A MATERIAL MATTER Of the numerous materials available for electrical enclosure construction, each offers its own protective benefits. While painted carbon steel is the most cost effective metallic choice, it has limited resistance to solvents, alkalis and acids and is thus best suited to indoor applications. Stainless steel provides a much

higher resistance and variants such as grade 316 are specified in industries that require resistance to chemical attack, such as pharmaceutical manufacturing, which must avoid excessive metallic contamination. As the material has better resistance against sulphates, seawater and high temperatures, Cressall recommends this type of steel as the preferred choice for both indoor and outdoor applications. Away from metals, fiberglass is a

lighter weight choice, making it suitable for wall or pole mounted installations. As fiberglass is not conductive, any open circuits would stay safely inside the enclosure and wouldn’t be transmitted through the material. The conductivity offered by a metallic enclosure enables it to be ground connected to reduce the risk of electrical shock, should an exposed conductor come into contact with the enclosure.

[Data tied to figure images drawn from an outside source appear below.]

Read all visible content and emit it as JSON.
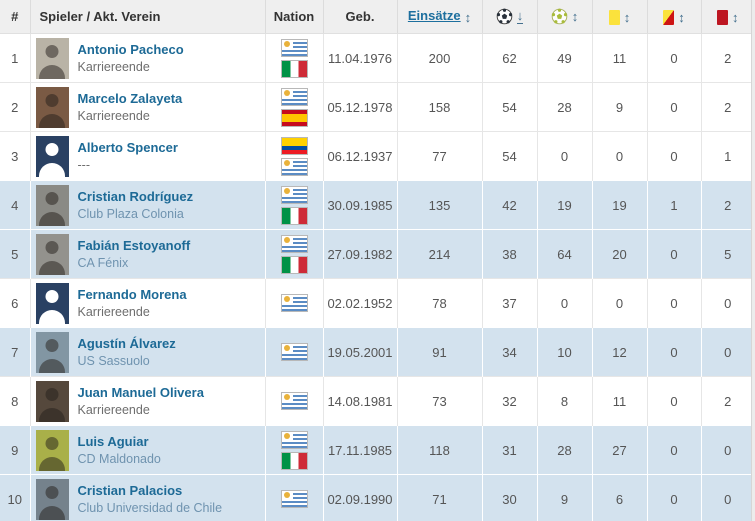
{
  "header": {
    "rank": "#",
    "player": "Spieler / Akt. Verein",
    "nation": "Nation",
    "birthdate": "Geb.",
    "appearances": "Einsätze",
    "goals_icon": "soccer-ball-icon",
    "assists_icon": "assist-ball-icon",
    "yellow_icon": "yellow-card-icon",
    "yellow_red_icon": "yellow-red-card-icon",
    "red_icon": "red-card-icon"
  },
  "icons": {
    "sort_both": "↕",
    "sort_desc": "↓"
  },
  "colors": {
    "link_blue": "#1d6f9e",
    "club_link_blue": "#6f93af",
    "highlight_row": "#d3e2ee",
    "header_bg": "#efefef",
    "yellow_card": "#fbe23c",
    "red_card": "#bd1622"
  },
  "players": [
    {
      "rank": "1",
      "name": "Antonio Pacheco",
      "club": "Karriereende",
      "club_is_link": false,
      "nations": [
        "Uruguay",
        "Italien"
      ],
      "birthdate": "11.04.1976",
      "appearances": "200",
      "goals": "62",
      "assists": "49",
      "yellow": "11",
      "yellow_red": "0",
      "red": "2",
      "highlighted": false,
      "avatar": {
        "type": "photo",
        "bg": "#b9b3a6"
      }
    },
    {
      "rank": "2",
      "name": "Marcelo Zalayeta",
      "club": "Karriereende",
      "club_is_link": false,
      "nations": [
        "Uruguay",
        "Spanien"
      ],
      "birthdate": "05.12.1978",
      "appearances": "158",
      "goals": "54",
      "assists": "28",
      "yellow": "9",
      "yellow_red": "0",
      "red": "2",
      "highlighted": false,
      "avatar": {
        "type": "photo",
        "bg": "#7a5a44"
      }
    },
    {
      "rank": "3",
      "name": "Alberto Spencer",
      "club": "---",
      "club_is_link": false,
      "nations": [
        "Ecuador",
        "Uruguay"
      ],
      "birthdate": "06.12.1937",
      "appearances": "77",
      "goals": "54",
      "assists": "0",
      "yellow": "0",
      "yellow_red": "0",
      "red": "1",
      "highlighted": false,
      "avatar": {
        "type": "silhouette",
        "bg": ""
      }
    },
    {
      "rank": "4",
      "name": "Cristian Rodríguez",
      "club": "Club Plaza Colonia",
      "club_is_link": true,
      "nations": [
        "Uruguay",
        "Italien"
      ],
      "birthdate": "30.09.1985",
      "appearances": "135",
      "goals": "42",
      "assists": "19",
      "yellow": "19",
      "yellow_red": "1",
      "red": "2",
      "highlighted": true,
      "avatar": {
        "type": "photo",
        "bg": "#8a8a85"
      }
    },
    {
      "rank": "5",
      "name": "Fabián Estoyanoff",
      "club": "CA Fénix",
      "club_is_link": true,
      "nations": [
        "Uruguay",
        "Italien"
      ],
      "birthdate": "27.09.1982",
      "appearances": "214",
      "goals": "38",
      "assists": "64",
      "yellow": "20",
      "yellow_red": "0",
      "red": "5",
      "highlighted": true,
      "avatar": {
        "type": "photo",
        "bg": "#93928d"
      }
    },
    {
      "rank": "6",
      "name": "Fernando Morena",
      "club": "Karriereende",
      "club_is_link": false,
      "nations": [
        "Uruguay"
      ],
      "birthdate": "02.02.1952",
      "appearances": "78",
      "goals": "37",
      "assists": "0",
      "yellow": "0",
      "yellow_red": "0",
      "red": "0",
      "highlighted": false,
      "avatar": {
        "type": "silhouette",
        "bg": ""
      }
    },
    {
      "rank": "7",
      "name": "Agustín Álvarez",
      "club": "US Sassuolo",
      "club_is_link": true,
      "nations": [
        "Uruguay"
      ],
      "birthdate": "19.05.2001",
      "appearances": "91",
      "goals": "34",
      "assists": "10",
      "yellow": "12",
      "yellow_red": "0",
      "red": "0",
      "highlighted": true,
      "avatar": {
        "type": "photo",
        "bg": "#8296a3"
      }
    },
    {
      "rank": "8",
      "name": "Juan Manuel Olivera",
      "club": "Karriereende",
      "club_is_link": false,
      "nations": [
        "Uruguay"
      ],
      "birthdate": "14.08.1981",
      "appearances": "73",
      "goals": "32",
      "assists": "8",
      "yellow": "11",
      "yellow_red": "0",
      "red": "2",
      "highlighted": false,
      "avatar": {
        "type": "photo",
        "bg": "#55483c"
      }
    },
    {
      "rank": "9",
      "name": "Luis Aguiar",
      "club": "CD Maldonado",
      "club_is_link": true,
      "nations": [
        "Uruguay",
        "Italien"
      ],
      "birthdate": "17.11.1985",
      "appearances": "118",
      "goals": "31",
      "assists": "28",
      "yellow": "27",
      "yellow_red": "0",
      "red": "0",
      "highlighted": true,
      "avatar": {
        "type": "photo",
        "bg": "#a9b049"
      }
    },
    {
      "rank": "10",
      "name": "Cristian Palacios",
      "club": "Club Universidad de Chile",
      "club_is_link": true,
      "nations": [
        "Uruguay"
      ],
      "birthdate": "02.09.1990",
      "appearances": "71",
      "goals": "30",
      "assists": "9",
      "yellow": "6",
      "yellow_red": "0",
      "red": "0",
      "highlighted": true,
      "avatar": {
        "type": "photo",
        "bg": "#75828c"
      }
    }
  ]
}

FOLLOW THE RULES Many manufacturers design and build enclosures at a central location, such as Cressall’s facility in Leicester, before shipping the equipment to the end user. For an enclosure to comply with local

guidelines, manufacturers must consider its end destination. Standards typically referenced are the International Electrotechnical Commission (IEC) 60529 Specification for ingress protection (IP) for countries using IEC standards, while the applicable EN standard should be followed for the European market. Understanding these regulations

can be daunting, which is why manufacturers should work alongside their customers to advise on the most effective solution. If the IP rating is too high, for example, it will place tighter restrictions on the openings in the enclosure panel work and restrict ventilation. Enclosures should only be

opened using a key or tool and when all live parts are disconnected. Installing a viewing window reduces the need to access inside the enclosure. Other safety features include interlocking the enclosure door with a disconnecting device to prevent direct human contact with equipment, should the door need to be opened. The considerations for enclosures

extend beyond straw, sticks and bricks. However, if designers are to learn anything from the pigs, it is that we should never underestimate the value of a home’s materials. Enclosures may seem like just a box, but they play a vital part in equipment protection and their design needs to be carefully considered.